## Working with google-clouds BIG query

#### We first require Requests, which will be used to import our data from the .json feed into Python allowing for transformation using Pandas. You should notice however that we with Pandas, we actually import the entire library as well as the specific object json_normalize which is specifically designed to transform data from json objects into Dataframe objects.

#### Additional libraries that import are sys, datetime, and gc. sys is being used to call a system function that will help us stop Python from continuing in the case when certain criteria are met within our ETL. datetime is being used to transform datetime objects provided by the json API. Lastly, garbage collection, or gc is being used to clean up the memory footprint of our machine as we run our very basic ETL as a catch all to protect our laptop in case for some reason the script does not end as expected.

In [27]:
import requests
import pandas as pd
import sys
from pandas.io.json import json_normalize
from datetime import datetime
import gc
from google.oauth2 import credentials
from google_auth_oauthlib.flow import InstalledAppFlow
from google.cloud import bigquery

### Lastly, for connecting to BigQuery, we need to install pandas-gbq in our Python environment so that it is available for Pandas to use later in this post.

In [None]:
!pip install pandas-gbq -U

In [None]:
!pip install google-auth google-auth-oauthlib google-auth-httplib2

In [None]:
!pip install --upgrade google-auth

### Following Google API : https://googleapis.github.io/google-api-python-client/docs/oauth.html

In [28]:
# Set the scopes for the desired permissions
SCOPES = ['https://www.googleapis.com/auth/bigquery']

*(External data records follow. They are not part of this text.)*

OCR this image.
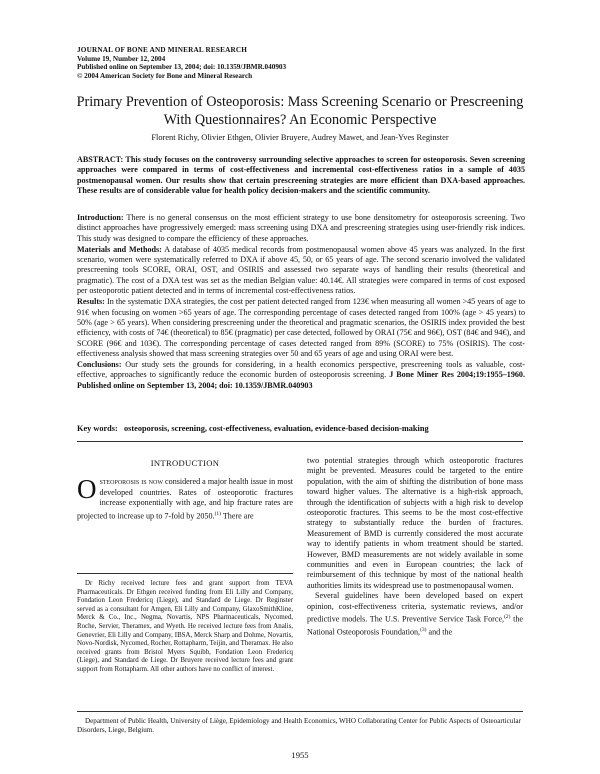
JOURNAL OF BONE AND MINERAL RESEARCH
Volume 19, Number 12, 2004
Published online on September 13, 2004; doi: 10.1359/JBMR.040903
© 2004 American Society for Bone and Mineral Research
Primary Prevention of Osteoporosis: Mass Screening Scenario or Prescreening With Questionnaires? An Economic Perspective
Florent Richy, Olivier Ethgen, Olivier Bruyere, Audrey Mawet, and Jean-Yves Reginster
ABSTRACT: This study focuses on the controversy surrounding selective approaches to screen for osteoporosis. Seven screening approaches were compared in terms of cost-effectiveness and incremental cost-effectiveness ratios in a sample of 4035 postmenopausal women. Our results show that certain prescreening strategies are more efficient than DXA-based approaches. These results are of considerable value for health policy decision-makers and the scientific community.

Introduction: There is no general consensus on the most efficient strategy to use bone densitometry for osteoporosis screening. Two distinct approaches have progressively emerged: mass screening using DXA and prescreening strategies using user-friendly risk indices. This study was designed to compare the efficiency of these approaches.

Materials and Methods: A database of 4035 medical records from postmenopausal women above 45 years was analyzed. In the first scenario, women were systematically referred to DXA if above 45, 50, or 65 years of age. The second scenario involved the validated prescreening tools SCORE, ORAI, OST, and OSIRIS and assessed two separate ways of handling their results (theoretical and pragmatic). The cost of a DXA test was set as the median Belgian value: 40.14€. All strategies were compared in terms of cost exposed per osteoporotic patient detected and in terms of incremental cost-effectiveness ratios.

Results: In the systematic DXA strategies, the cost per patient detected ranged from 123€ when measuring all women >45 years of age to 91€ when focusing on women >65 years of age. The corresponding percentage of cases detected ranged from 100% (age > 45 years) to 50% (age > 65 years). When considering prescreening under the theoretical and pragmatic scenarios, the OSIRIS index provided the best efficiency, with costs of 74€ (theoretical) to 85€ (pragmatic) per case detected, followed by ORAI (75€ and 96€), OST (84€ and 94€), and SCORE (96€ and 103€). The corresponding percentage of cases detected ranged from 89% (SCORE) to 75% (OSIRIS). The cost-effectiveness analysis showed that mass screening strategies over 50 and 65 years of age and using ORAI were best.

Conclusions: Our study sets the grounds for considering, in a health economics perspective, prescreening tools as valuable, cost-effective, approaches to significantly reduce the economic burden of osteoporosis screening. J Bone Miner Res 2004;19:1955–1960. Published online on September 13, 2004; doi: 10.1359/JBMR.040903

Key words: osteoporosis, screening, cost-effectiveness, evaluation, evidence-based decision-making
INTRODUCTION
Osteoporosis is now considered a major health issue in most developed countries. Rates of osteoporotic fractures increase exponentially with age, and hip fracture rates are projected to increase up to 7-fold by 2050.$^{(1)}$ There are
Dr Richy received lecture fees and grant support from TEVA Pharmaceuticals. Dr Ethgen received funding from Eli Lilly and Company, Fondation Leon Fredericq (Liege), and Standard de Liege. Dr Reginster served as a consultant for Amgen, Eli Lilly and Company, GlaxoSmithKline, Merck & Co., Inc., Negma, Novartis, NPS Pharmaceuticals, Nycomed, Roche, Servier, Theramex, and Wyeth. He received lecture fees from Analis, Genevrier, Eli Lilly and Company, IBSA, Merck Sharp and Dohme, Novartis, Novo-Nordisk, Nycomed, Rocher, Rottapharm, Teijin, and Theramax. He also received grants from Bristol Myers Squibb, Fondation Leon Fredericq (Liege), and Standard de Liege. Dr Bruyere received lecture fees and grant support from Rottapharm. All other authors have no conflict of interest.
two potential strategies through which osteoporotic fractures might be prevented. Measures could be targeted to the entire population, with the aim of shifting the distribution of bone mass toward higher values. The alternative is a high-risk approach, through the identification of subjects with a high risk to develop osteoporotic fractures. This seems to be the most cost-effective strategy to substantially reduce the burden of fractures. Measurement of BMD is currently considered the most accurate way to identify patients in whom treatment should be started. However, BMD measurements are not widely available in some communities and even in European countries; the lack of reimbursement of this technique by most of the national health authorities limits its widespread use to postmenopausal women.
Several guidelines have been developed based on expert opinion, cost-effectiveness criteria, systematic reviews, and/or predictive models. The U.S. Preventive Service Task Force,$^{(2)}$ the National Osteoporosis Foundation,$^{(3)}$ and the
Department of Public Health, University of Liège, Epidemiology and Health Economics, WHO Collaborating Center for Public Aspects of Osteoarticular Disorders, Liege, Belgium.
1955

# Create the flow for authorization
flow = InstalledAppFlow.from_client_secrets_file(
    '...', scopes=SCOPES
)
credentials = flow.run_local_server(port=0)

project_id = '...'

# Use the obtained credentials for authentication
client = bigquery.Client(credentials=credentials, project=project_id) #

Please visit this URL to authorize this application: https://accounts.google.com/o/oauth2/auth?response_type=code&client_id=853561264369-cg46opisk56diiv2ee4nblkb6jmtland.apps.googleusercontent.com&redirect_uri=http%3A%2F%2Flocalhost%3A57279%2F&scope=https%3A%2F%2Fwww.googleapis.com%2Fauth%2Fbigquery&state=iXhNJRSkVBXH4zhU6Ws8Va5h0yEytY&access_type=offline


### We'll work with a dataset of posts on Hacker News, a website focusing on computer science and cybersecurity news.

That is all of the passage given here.